Ruben Seroussi (1959, Uruguay), composer and guitarist, born in Montevideo, Uruguay on 1 January 1959 and settled in Israel in 1974. Seroussi completed his composition studies ‘magna cum laude’ at Tel Aviv University’s Academy of Music under the guidance of Leon Schidlowsky. His works, for various musical formations, have been performed in Israel by the best performers and orchestras, and are frequently performed abroad by well-known ensembles, such as Ensemble Moderne, Ensemble Oriol, New Juilliard Ensemble, Cuarteto Latinoamericano, Continuum New York, Moscow Studio for New Music, Ensemble Mosaik, etc.  

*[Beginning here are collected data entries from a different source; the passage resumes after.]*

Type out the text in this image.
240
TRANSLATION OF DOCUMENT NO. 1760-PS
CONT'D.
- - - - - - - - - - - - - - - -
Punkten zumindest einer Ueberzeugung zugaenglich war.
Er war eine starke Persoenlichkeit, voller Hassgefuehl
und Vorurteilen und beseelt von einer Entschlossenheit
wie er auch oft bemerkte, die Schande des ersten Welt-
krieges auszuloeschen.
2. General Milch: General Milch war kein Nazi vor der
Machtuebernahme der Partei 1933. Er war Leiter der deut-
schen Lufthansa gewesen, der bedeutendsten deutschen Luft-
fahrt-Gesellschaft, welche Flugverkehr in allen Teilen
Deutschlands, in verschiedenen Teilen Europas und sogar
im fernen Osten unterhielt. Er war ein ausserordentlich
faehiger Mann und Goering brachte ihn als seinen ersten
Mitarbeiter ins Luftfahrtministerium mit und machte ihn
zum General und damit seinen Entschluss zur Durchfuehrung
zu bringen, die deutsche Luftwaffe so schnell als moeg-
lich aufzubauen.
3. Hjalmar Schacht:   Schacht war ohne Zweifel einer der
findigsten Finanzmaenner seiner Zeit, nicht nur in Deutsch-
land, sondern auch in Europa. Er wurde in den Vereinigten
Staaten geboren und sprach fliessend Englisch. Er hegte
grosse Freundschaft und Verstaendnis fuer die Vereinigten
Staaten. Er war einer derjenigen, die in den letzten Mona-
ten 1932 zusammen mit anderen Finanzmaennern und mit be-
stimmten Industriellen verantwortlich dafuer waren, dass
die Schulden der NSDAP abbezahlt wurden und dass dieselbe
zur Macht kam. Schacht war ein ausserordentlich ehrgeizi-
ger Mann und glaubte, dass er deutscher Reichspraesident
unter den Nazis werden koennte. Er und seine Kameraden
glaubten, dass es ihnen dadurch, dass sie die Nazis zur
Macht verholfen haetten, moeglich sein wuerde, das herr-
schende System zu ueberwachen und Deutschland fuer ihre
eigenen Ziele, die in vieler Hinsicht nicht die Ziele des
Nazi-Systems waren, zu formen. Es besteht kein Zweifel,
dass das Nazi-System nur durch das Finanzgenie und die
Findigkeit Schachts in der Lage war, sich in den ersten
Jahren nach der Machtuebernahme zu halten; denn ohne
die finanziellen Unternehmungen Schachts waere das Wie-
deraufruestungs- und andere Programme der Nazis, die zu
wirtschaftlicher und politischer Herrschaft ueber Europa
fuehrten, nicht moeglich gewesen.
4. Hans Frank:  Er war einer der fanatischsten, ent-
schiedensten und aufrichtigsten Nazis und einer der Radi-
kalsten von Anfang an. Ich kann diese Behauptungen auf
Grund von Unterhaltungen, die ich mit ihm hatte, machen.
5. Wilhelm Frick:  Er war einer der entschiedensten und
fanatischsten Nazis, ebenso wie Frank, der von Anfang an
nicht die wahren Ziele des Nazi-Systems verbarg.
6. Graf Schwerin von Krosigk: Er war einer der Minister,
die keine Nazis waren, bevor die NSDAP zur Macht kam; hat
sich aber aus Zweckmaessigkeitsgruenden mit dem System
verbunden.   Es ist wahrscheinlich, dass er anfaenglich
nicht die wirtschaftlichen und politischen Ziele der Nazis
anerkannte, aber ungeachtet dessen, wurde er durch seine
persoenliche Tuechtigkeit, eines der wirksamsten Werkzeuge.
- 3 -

Seroussi’s most important awards include the following: ISCM selection in Warsaw 1992, two ACUM prizes in 1992, a prize in the Israel Philharmonic Orchestra’s orchestral work competition  in 1993, the Prime Minister’s Prize for Composition in 1995, and ACUM Prize for Life Achievement in 2012.

Ruben Seroussi is on the Faculty of Buchmann-Mehta School of Music, Tel Aviv University, acting as Head of Composition Studies since 2004.

Jazz… à propos de Matisse for piano trio (1991) – The title refers to a book of paper cut-outs by Henry Matisse (1946), which contains, interspersed with rhythmic and colourful plates, texts handwritten by the artist himself. The texts express, somewhat prosaically, the same poetic atmosphere that inspired the cut-outs.

In my work, I tried to create sound-pictures in sharp and variegated colours, almost of a graphic and visual quality. These are set within a continuous musical prose, which develops from being enigmatic and blurred to the point where its shape is revealed as an inclination toward primary rhythmic perception in the spirit of ‘swing’.

Throughout, as if reacting to the irresistible pull of the basic rhythm, a musical pattern emerges in various guises from the deep lower register to the highest and lightest, leading toward various ‘pictures’ as a kind of musical-graphic metaphor. Toward the end of the piece, there is a short recapitulation of all the ‘pictures’ in the composition, a mosaic-like impression, which reinforces their plastic aspect and underscores their divergence from all musical processes developing in time.